Com sol na vidraça Da aurora baça A horas tardias da tarde E da noite Escrevo palavras e frases Que aspiram a ser Textos Por mais que os torça De pequeninos Como os pepinos Não passam disso Frustrações de um sonhador Que envelhece A ver O que acontece.
Uma voz que se ergue Na noite cerrada Mais doce e mais leve Que um grama de nada E tão bem a ouço À voz amada Tão bem encanta A madrugada Tão bem se estende Para o dia Mais sede e mais fome Que a alegria Chama Sabe o meu nome Arde E não está queimada Mais cedo e mais tarde Que o tempo Cresce E não foi plantada.
Esta certeza é efémera como todos os brilhos Como as chamas arrefecem nas órbitas De monstros venenasas Ruínas de castelos que já foram no ar Sobranceiros a campos Onde são matagais Cemitérios onde adros já foram festivos Esta tristeza desmemoriada do que foi alegria Ao compasso de todas as músicas De todas as marchas não reeditadas E dos silêncios sobrevindos De todos os sinos De todos os tempos Tratados de filosofia À espera De um cérebro que os pense Até à próxima explosão do Universo Que não precisa da ciência Nem de contexto histórico Como a minha morte Para acontecer Sou fútil e distraído Como as estrelas brilham Como um ébrio enquanto não adormece Trato de banalidades Porque já é aquilo que há-de vir a ser Eu já nasci morto.
Desta vez lembrei-me do cavalo De um tempo que não passava Isso sim era tempo Eu não temia Aventurava E cada noite E cada dia Mais gostava Do meu cavalo Que pedi aos saltimbancos E mo deram Ou sem que eu saiba Mo compraram Na feira mais bonita E mais saudosa Em que estiveram As pessoas menos sorumbáticas Da história Mas o tempo passou E o meu cavalo Não gostou E morreu.
O esquecimento foi-se apoderando Da vida como um rosto bom Que a tornava mais leve E mais tranquila
Como uma água que lava as mãos Ou uma nuvem que protege do sol Dia após dia ano após ano Desligou-me de muitas coisas Enquanto me ligava a outras
Foi-me tornando diferente Em parte com o meu consentimento Foi-me despojando de uma narrativa Que era uma sucessão de partidas Com abandonos e despedidas Algumas por minha vontade Outras sem nada poder fazer
Sempre preso por algum dever E muito por necessidade Andei de terra em terra A esquecer E a matar saudades De outro tanto Que o esquecimento não varreu E que o passar dos anos avivou Dando à minha vida Algum encanto Até aos momentos mais caóticos Algum sentido Que parecia não ter
Esqueci e fui esquecido Num percurso em que Muitas vezes não estive acompanhado Imaginei o bom que é amar E ser amado
Desejei imensas coisas Que não tive E temi muitas outras Que não aconteceram
Amei com ímpetos de mar Rompendo diques Movendo montanhas Com fervor Esqueci os ódios Mas não esqueci o amor.
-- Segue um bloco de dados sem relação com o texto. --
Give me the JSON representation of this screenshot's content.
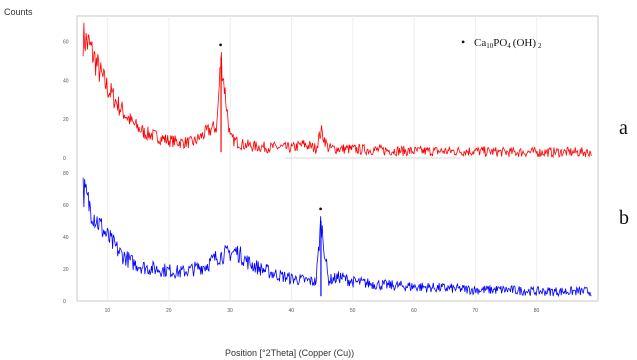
{
  "figure": {
    "ylabel": "Counts",
    "xlabel": "Position [°2Theta] (Copper (Cu))",
    "legend": {
      "marker": "•",
      "formula_base": "Ca",
      "formula_sub1": "10",
      "formula_mid": "PO",
      "formula_sub2": "4",
      "formula_end": "(OH)",
      "formula_sub3": "2"
    },
    "side_labels": [
      "a",
      "b"
    ]
  },
  "chart_data": [
    {
      "type": "line",
      "name_label": "a",
      "color": "#ff0000",
      "y_ticks": [
        "60",
        "40",
        "20",
        "0"
      ],
      "x": [
        6,
        7,
        8,
        9,
        10,
        12,
        14,
        16,
        18,
        20,
        22,
        24,
        26,
        27,
        27.8,
        28.5,
        30,
        32,
        34,
        36,
        38,
        40,
        42,
        44,
        44.8,
        46,
        50,
        55,
        60,
        65,
        70,
        75,
        80,
        85,
        89
      ],
      "y": [
        62,
        58,
        50,
        42,
        36,
        26,
        18,
        13,
        11,
        9,
        8,
        8,
        13,
        15,
        16,
        52,
        10,
        7,
        6,
        5.5,
        5.5,
        5,
        7,
        5,
        14,
        5,
        4.5,
        4,
        3.5,
        3.5,
        3.5,
        3,
        3,
        3,
        3
      ],
      "peak_marker": {
        "x": 28.5,
        "symbol": "•"
      }
    },
    {
      "type": "line",
      "name_label": "b",
      "color": "#0000ff",
      "y_ticks": [
        "80",
        "60",
        "40",
        "20",
        "0"
      ],
      "x": [
        6,
        7,
        8,
        10,
        12,
        14,
        16,
        18,
        20,
        22,
        24,
        26,
        28,
        30,
        31,
        33,
        35,
        38,
        40,
        42,
        44,
        44.8,
        46,
        48,
        50,
        55,
        60,
        65,
        70,
        75,
        80,
        85,
        89
      ],
      "y": [
        70,
        60,
        52,
        40,
        30,
        24,
        21,
        20,
        19,
        18,
        20,
        22,
        28,
        30,
        31,
        24,
        20,
        16,
        14,
        13,
        12,
        50,
        13,
        15,
        12,
        10,
        9,
        8,
        7,
        7,
        6,
        6,
        6
      ],
      "peak_marker": {
        "x": 44.8,
        "symbol": "•"
      }
    }
  ],
  "x_axis": {
    "range": [
      5,
      90
    ],
    "tick_values": [
      10,
      20,
      30,
      40,
      50,
      60,
      70,
      80
    ],
    "tick_labels": [
      "10",
      "20",
      "30",
      "40",
      "50",
      "60",
      "70",
      "80"
    ]
  }
}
Se deparares com o arcaz granítico do adro Sem decoração nos laterais mas com epígrafe Numa das quatro águas da tampa lisa hexagonal E abrires as gavetas pesadas do pensamento Ao espaço profundamente sombrio De quinhentos ou mais invernos de vazio E aí encontrares sentimentais estranhezas Resguardadas de olhares superficiais Pedras manuscritas por pedreiros profetas Com delicadezas de cartas de amor A tantas Ineses como a do Pedro Justiceiro Rainhas do amor Mortas primeiro... Isso é um sarcófago.
Asinino tem coisas mirabolantes De deixar o diabo sem esperança De o fazer chegar aonde ele quer
Asinino não se faz desentendido Ele não entende porque não quer Mas deixa-se fascinar Da forma mais imprevisível E sem perceber Anula todos os efeitos Do que observa Deixando o diabo a pensar «Que é que o faz então observar?»
O diabo não tira o olho da ampulheta E espera que a areia acabe numa âmbula Para a virar ao contrário E assim continuar a confirmar A sua crença na medição do tempo
Asinino vê a areia a passar E não espera nada Fica a olhar Quando a areia acaba É ele que se vira ao contrário E como a areia continua parada Pára o calendário.